Domenica, 25 Luglio 2021
Tommaso Caldarelli

Opinioni

Tommaso Caldarelli

Giornalista RomaToday

Così il caos Grillo - Conte aiuta la vittoria di Salvini e Meloni a Roma

Fa un certo stupore collegare la recente crisi del Movimento Cinque Stelle, con le randellate di livello nazionale fra Beppe Grillo e Giuseppe Conte, al tempo di permanenza in carica dell’Avvocato degli italiani come leader dei pentastellati: quanto è bastato per certificare l’irremovibilità di Virginia Raggi quale candidato a Roma, andando così a chiudere qualsiasi prospettiva di candidatura per Nicola Zingaretti, l’apertura della campagna elettorale di Roberto Gualtieri e il naufragio dell’operazione nazionale voluta da Enrico Letta.

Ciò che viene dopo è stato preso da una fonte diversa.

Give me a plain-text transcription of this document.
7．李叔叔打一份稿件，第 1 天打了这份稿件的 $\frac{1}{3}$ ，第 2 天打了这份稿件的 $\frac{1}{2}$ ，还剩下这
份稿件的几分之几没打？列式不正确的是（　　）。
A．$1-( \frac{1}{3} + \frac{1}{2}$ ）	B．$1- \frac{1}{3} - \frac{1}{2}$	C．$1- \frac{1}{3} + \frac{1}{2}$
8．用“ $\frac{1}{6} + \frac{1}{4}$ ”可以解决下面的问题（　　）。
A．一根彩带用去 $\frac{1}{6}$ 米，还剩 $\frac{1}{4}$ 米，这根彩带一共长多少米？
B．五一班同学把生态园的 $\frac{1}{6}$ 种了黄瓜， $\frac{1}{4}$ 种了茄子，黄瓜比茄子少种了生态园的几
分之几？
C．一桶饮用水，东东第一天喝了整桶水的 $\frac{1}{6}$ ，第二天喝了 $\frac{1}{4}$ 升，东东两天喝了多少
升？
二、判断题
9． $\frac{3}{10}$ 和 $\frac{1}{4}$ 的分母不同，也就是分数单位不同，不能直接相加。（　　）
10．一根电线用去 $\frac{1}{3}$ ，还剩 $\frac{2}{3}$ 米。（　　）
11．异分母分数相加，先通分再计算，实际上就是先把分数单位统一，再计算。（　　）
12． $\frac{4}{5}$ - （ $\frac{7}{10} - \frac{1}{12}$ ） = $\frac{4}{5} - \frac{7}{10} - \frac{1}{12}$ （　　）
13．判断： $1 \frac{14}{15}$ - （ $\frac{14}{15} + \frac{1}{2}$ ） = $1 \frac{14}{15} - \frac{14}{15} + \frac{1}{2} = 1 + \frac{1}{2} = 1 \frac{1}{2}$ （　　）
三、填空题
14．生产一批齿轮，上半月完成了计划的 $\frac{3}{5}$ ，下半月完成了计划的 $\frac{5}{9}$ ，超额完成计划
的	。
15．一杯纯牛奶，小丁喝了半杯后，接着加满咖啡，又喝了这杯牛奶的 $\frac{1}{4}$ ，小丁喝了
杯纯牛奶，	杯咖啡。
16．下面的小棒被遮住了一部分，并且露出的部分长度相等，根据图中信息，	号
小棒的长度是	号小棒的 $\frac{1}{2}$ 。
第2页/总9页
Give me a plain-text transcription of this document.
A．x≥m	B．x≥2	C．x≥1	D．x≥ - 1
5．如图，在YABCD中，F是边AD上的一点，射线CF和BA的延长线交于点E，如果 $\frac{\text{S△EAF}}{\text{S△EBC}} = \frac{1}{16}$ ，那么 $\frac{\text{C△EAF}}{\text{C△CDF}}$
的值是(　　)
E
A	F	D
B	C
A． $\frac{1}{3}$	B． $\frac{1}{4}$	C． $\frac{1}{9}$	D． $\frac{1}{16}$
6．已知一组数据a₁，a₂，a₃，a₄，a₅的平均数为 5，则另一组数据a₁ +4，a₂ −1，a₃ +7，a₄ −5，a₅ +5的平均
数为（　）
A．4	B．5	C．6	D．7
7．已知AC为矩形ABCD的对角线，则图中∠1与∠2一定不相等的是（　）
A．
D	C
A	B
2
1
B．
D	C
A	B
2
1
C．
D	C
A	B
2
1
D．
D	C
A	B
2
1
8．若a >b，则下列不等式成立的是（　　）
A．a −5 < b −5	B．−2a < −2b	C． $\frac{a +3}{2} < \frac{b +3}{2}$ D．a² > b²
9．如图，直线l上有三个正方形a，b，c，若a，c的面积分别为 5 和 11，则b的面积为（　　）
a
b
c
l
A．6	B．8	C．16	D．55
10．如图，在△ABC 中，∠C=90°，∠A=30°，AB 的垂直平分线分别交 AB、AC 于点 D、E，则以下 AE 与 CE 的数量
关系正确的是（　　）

Non deve essere stato un buon investimento per Conte, visto che tutti i retroscena portano a pensare che la Raggi, tenutasi opportunamente larga da coinvolgimenti diretti, oggi può ben essere qualificata come dirigente nazionale in quota Grillo, fedele a Rousseau: “Sento entrambi, Grillo e Conte”, ha detto Virginia, ben posizionandosi al centro dello schieramento interno.

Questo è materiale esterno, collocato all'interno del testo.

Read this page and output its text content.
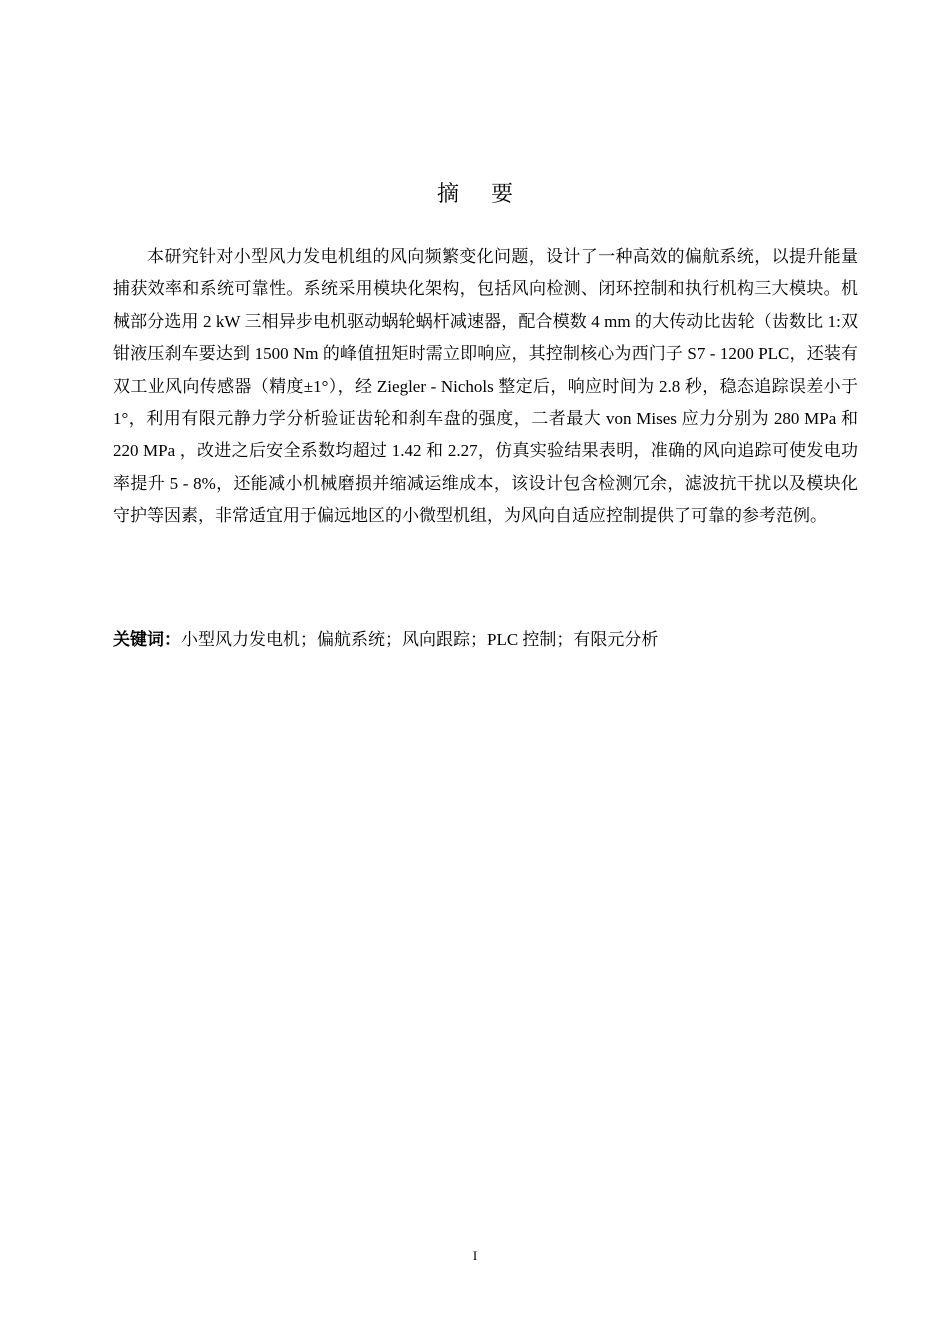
摘 要

本研究针对小型风力发电机组的风向频繁变化问题，设计了一种高效的偏航系统，以提升能量捕获效率和系统可靠性。系统采用模块化架构，包括风向检测、闭环控制和执行机构三大模块。机械部分选用 2 kW 三相异步电机驱动蜗轮蜗杆减速器，配合模数 4 mm 的大传动比齿轮（齿数比 1:双钳液压刹车要达到 1500 Nm 的峰值扭矩时需立即响应，其控制核心为西门子 S7 - 1200 PLC，还装有双工业风向传感器（精度±1°），经 Ziegler - Nichols 整定后，响应时间为 2.8 秒，稳态追踪误差小于 1°，利用有限元静力学分析验证齿轮和刹车盘的强度，二者最大 von Mises 应力分别为 280 MPa 和 220 MPa ，改进之后安全系数均超过 1.42 和 2.27，仿真实验结果表明，准确的风向追踪可使发电功率提升 5 - 8%，还能减小机械磨损并缩减运维成本，该设计包含检测冗余，滤波抗干扰以及模块化守护等因素，非常适宜用于偏远地区的小微型机组，为风向自适应控制提供了可靠的参考范例。

关键词：小型风力发电机；偏航系统；风向跟踪；PLC 控制；有限元分析

I
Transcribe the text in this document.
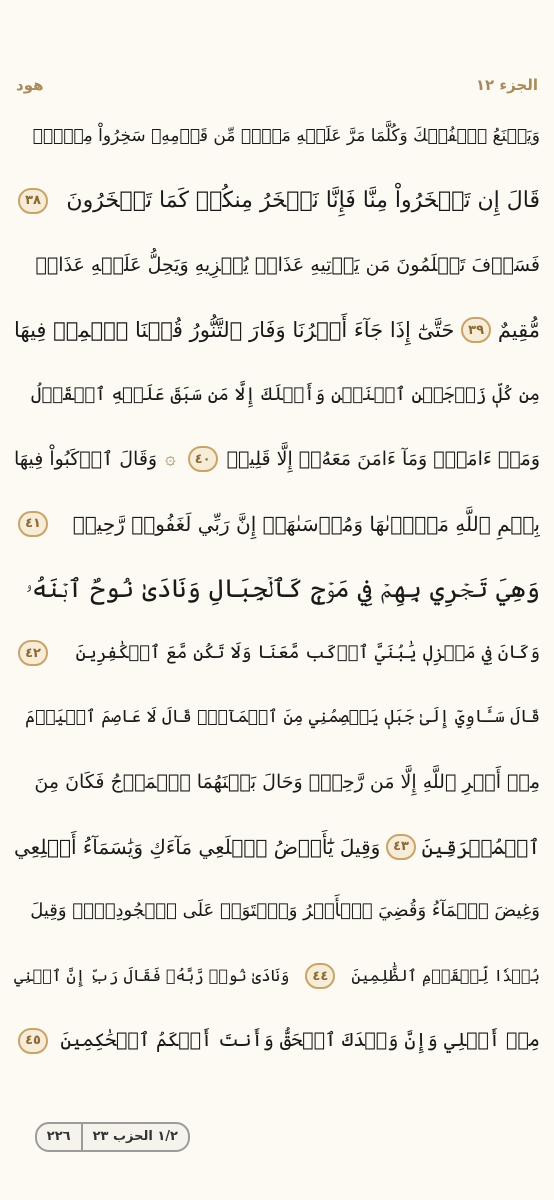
الجزء ١٢
هود
وَيَصۡنَعُ ٱلۡفُلۡكَ وَكُلَّمَا مَرَّ عَلَيۡهِ مَلَأٞ مِّن قَوۡمِهِۦ سَخِرُواْ مِنۡهُۚ
قَالَ إِن تَسۡخَرُواْ مِنَّا فَإِنَّا نَسۡخَرُ مِنكُمۡ كَمَا تَسۡخَرُونَ
٣٨
فَسَوۡفَ تَعۡلَمُونَ مَن يَأۡتِيهِ عَذَابٞ يُخۡزِيهِ وَيَحِلُّ عَلَيۡهِ عَذَابٞ
مُّقِيمٌ
٣٩
حَتَّىٰٓ إِذَا جَآءَ أَمۡرُنَا وَفَارَ ٱلتَّنُّورُ قُلۡنَا ٱحۡمِلۡ فِيهَا
مِن كُلّٖ زَوۡجَيۡنِ ٱثۡنَيۡنِ وَأَهۡلَكَ إِلَّا مَن سَبَقَ عَلَيۡهِ ٱلۡقَوۡلُ
وَمَنۡ ءَامَنَۚ وَمَآ ءَامَنَ مَعَهُۥٓ إِلَّا قَلِيلٞ
٤٠
۞
وَقَالَ ٱرۡكَبُواْ فِيهَا
بِسۡمِ ٱللَّهِ مَجۡر۪ىٰهَا وَمُرۡسَىٰهَآۚ إِنَّ رَبِّي لَغَفُورٞ رَّحِيمٞ
٤١
وَهِيَ تَجۡرِي بِهِمۡ فِي مَوۡجٖ كَٱلۡجِبَالِ وَنَادَىٰ نُوحٌ ٱبۡنَهُۥ
وَكَانَ فِي مَعۡزِلٖ يَٰبُنَيَّ ٱرۡكَب مَّعَنَا وَلَا تَكُن مَّعَ ٱلۡكَٰفِرِينَ
٤٢
قَالَ سَـَٔاوِيٓ إِلَىٰ جَبَلٖ يَعۡصِمُنِي مِنَ ٱلۡمَآءِۚ قَالَ لَا عَاصِمَ ٱلۡيَوۡمَ
مِنۡ أَمۡرِ ٱللَّهِ إِلَّا مَن رَّحِمَۚ وَحَالَ بَيۡنَهُمَا ٱلۡمَوۡجُ فَكَانَ مِنَ
ٱلۡمُغۡرَقِينَ
٤٣
وَقِيلَ يَٰٓأَرۡضُ ٱبۡلَعِي مَآءَكِ وَيَٰسَمَآءُ أَقۡلِعِي
وَغِيضَ ٱلۡمَآءُ وَقُضِيَ ٱلۡأَمۡرُ وَٱسۡتَوَتۡ عَلَى ٱلۡجُودِيِّۖ وَقِيلَ
بُعۡدٗا لِّلۡقَوۡمِ ٱلظَّٰلِمِينَ
٤٤
وَنَادَىٰ نُوحٞ رَّبَّهُۥ فَقَالَ رَبِّ إِنَّ ٱبۡنِي
مِنۡ أَهۡلِي وَإِنَّ وَعۡدَكَ ٱلۡحَقُّ وَأَنتَ أَحۡكَمُ ٱلۡحَٰكِمِينَ
٤٥
١/٢ الحزب ٢٣
٢٢٦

Intanto l’ultimo video del comico ligure sembra smorzare i toni, anche se la pax fra le due colonne sembra lontana dall’essere firmata e due nuovi partiti politici sembrano pronti a venire al mondo, mentre gli ultimi sondaggi restituiscono un quadro definito: le forze di centrodestra viaggiano intorno al 45% dei consensi a livello nazionale, una situazione che non sembra diversa da quella dello scenario romano.

Sì, perché le divisioni nazionali fra Conte e Grillo, in un contesto in cui il PD di Enrico Letta eredita la linea Zingaretti – Bettini sull’alleanza organica a tutti i livelli con il Movimento Cinque Stelle, non possono non diventare un assist alla destra. Nella Capitale il fronte conservatore gioca infatti la partita della vita, tentando di dimostrare che la forza del radicamento e delle proprie liste – Fratelli d’Italia di Giorgia Meloni e Lega di Matteo Salvini su tutte – è in grado di contendere il Campidoglio ai partiti tradizionali del centrosinistra, anche con un candidato scelto in maniera un po’ rocambolesca.

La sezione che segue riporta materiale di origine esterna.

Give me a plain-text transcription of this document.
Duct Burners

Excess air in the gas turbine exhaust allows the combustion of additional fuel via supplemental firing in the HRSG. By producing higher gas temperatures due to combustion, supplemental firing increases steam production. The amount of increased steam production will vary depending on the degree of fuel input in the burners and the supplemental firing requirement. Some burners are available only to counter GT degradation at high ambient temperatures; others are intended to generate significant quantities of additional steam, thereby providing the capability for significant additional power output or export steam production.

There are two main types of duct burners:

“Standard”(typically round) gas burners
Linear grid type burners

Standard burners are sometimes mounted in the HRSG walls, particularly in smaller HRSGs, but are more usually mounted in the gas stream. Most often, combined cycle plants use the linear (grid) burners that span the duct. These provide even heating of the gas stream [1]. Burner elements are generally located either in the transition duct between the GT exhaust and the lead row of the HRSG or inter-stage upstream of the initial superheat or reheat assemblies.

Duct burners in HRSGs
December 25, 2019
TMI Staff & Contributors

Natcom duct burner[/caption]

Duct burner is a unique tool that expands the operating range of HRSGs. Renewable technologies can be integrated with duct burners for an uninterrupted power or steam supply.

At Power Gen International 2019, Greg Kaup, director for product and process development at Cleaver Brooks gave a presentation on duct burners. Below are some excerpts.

Enrico Michetti è competitivo proprio perché al suo seguito ci sono esponenti politici che hanno qualcosa da dimostrare e che vogliono provare di aver lavorato sui territori in cinque anni di opposizione alla giunta Raggi. Mentre il M5S è diviso e il PD non ha sciolto l’opzione su chi appoggiare in caso di rimanere fuori dal ballottaggio (“Al ballottaggio vado io”, ha risposto evasivo Gualtieri) a prendere quota nella caotica situazione risultano essere le forze che hanno sempre bombardato il M5S e le sue ambiguità: il centrodestra prima di tutto e, a seguire, Carlo Calenda, che ha già annunciato la “mobilitazione” contro la giunta Raggi e la sua gestione dei rifiuti.